Topic: Philippe and Olek: Beats, ghosting, unisons, and the Spectrum NE pane?
After Olek posted about ghosting notes, I experimented and read over the posts at PW about ghosting. Just to check:
1. If used for octaves (ghost the two octave notes and strike octave above), it brings out beats on the second partial. So it encourages a relatively narrow octave? (Which I tend to like.)
2. Am I right in thinking I hear the same thing for the unisons? But we can ghost the octave, etc AND\or just lower all of the NE pane partial sliders except the 2nd, or other beating partials, to 0 and then play the note while moving its unison detune slider. That way the 2nd partial is exposed, and the beats are much easier to hear as we experiment with the unisons. Helps to move the Volume slider to 10, too.
And it works not just for tuning the unisons, I'm seeing now, thinking backwards. We can just cut the amplitude for all of the partials, except those we want to hear, to listen to the beats of octaves, fifths, etc. My, my.

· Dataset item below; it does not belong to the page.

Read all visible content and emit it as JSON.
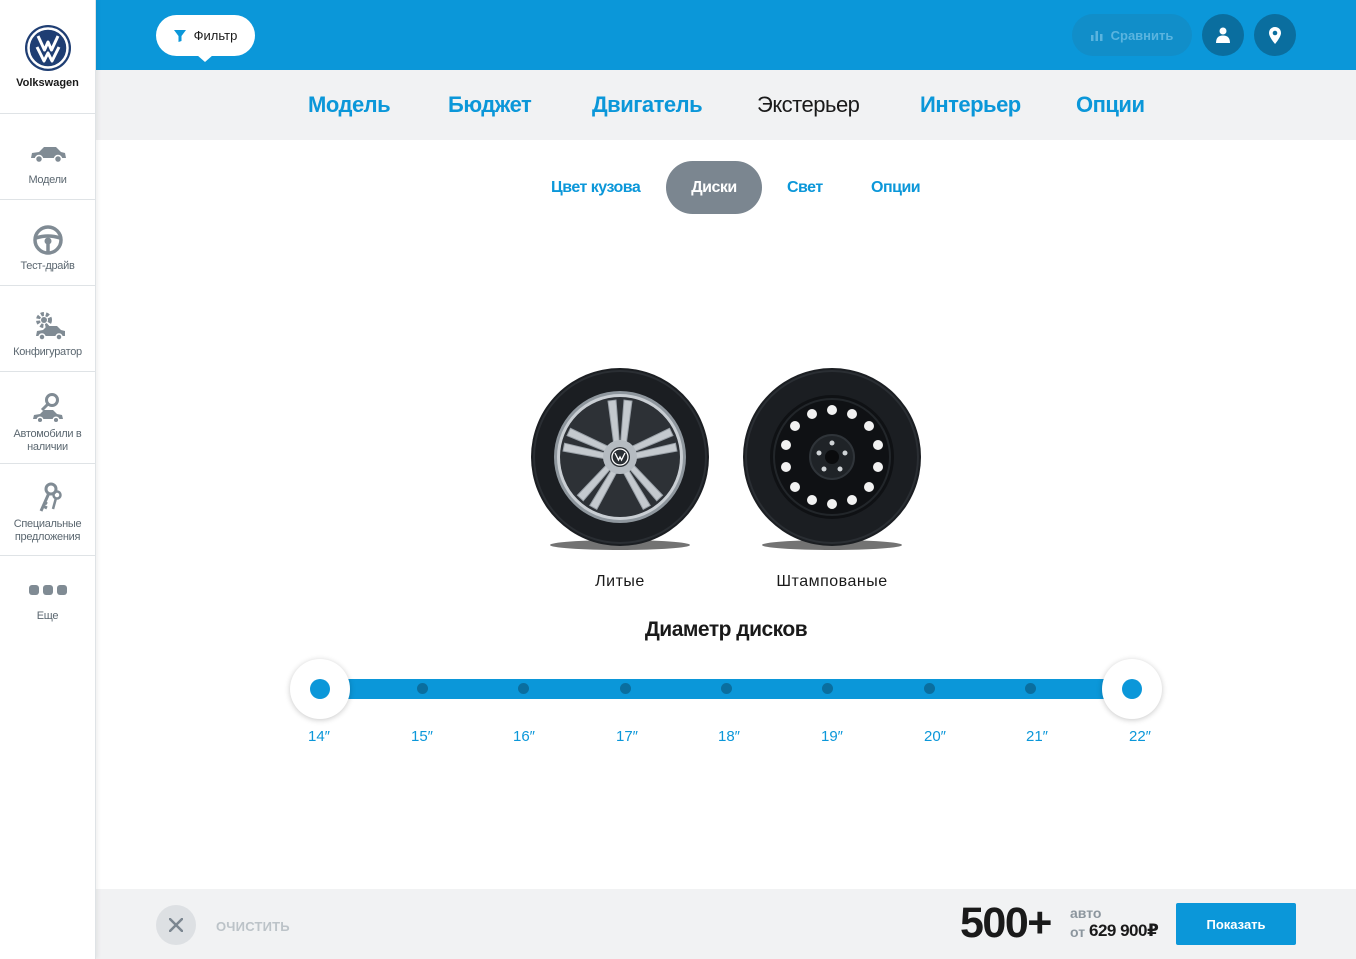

And for the unisons, to circle back, there is also the Direct sound duration. So we can control the time it takes before the beating appears on that 2nd partial. And none of this is a secret. Sitting right there in front of us. EDIT: I'd forgotten something else: we don't even have to lower all of the other partials in the Spectrum NE pane. Just dragging the one or more partial sliders to the top isolates them, automatically reducing the others by 80%.
There was a question in there somewhere.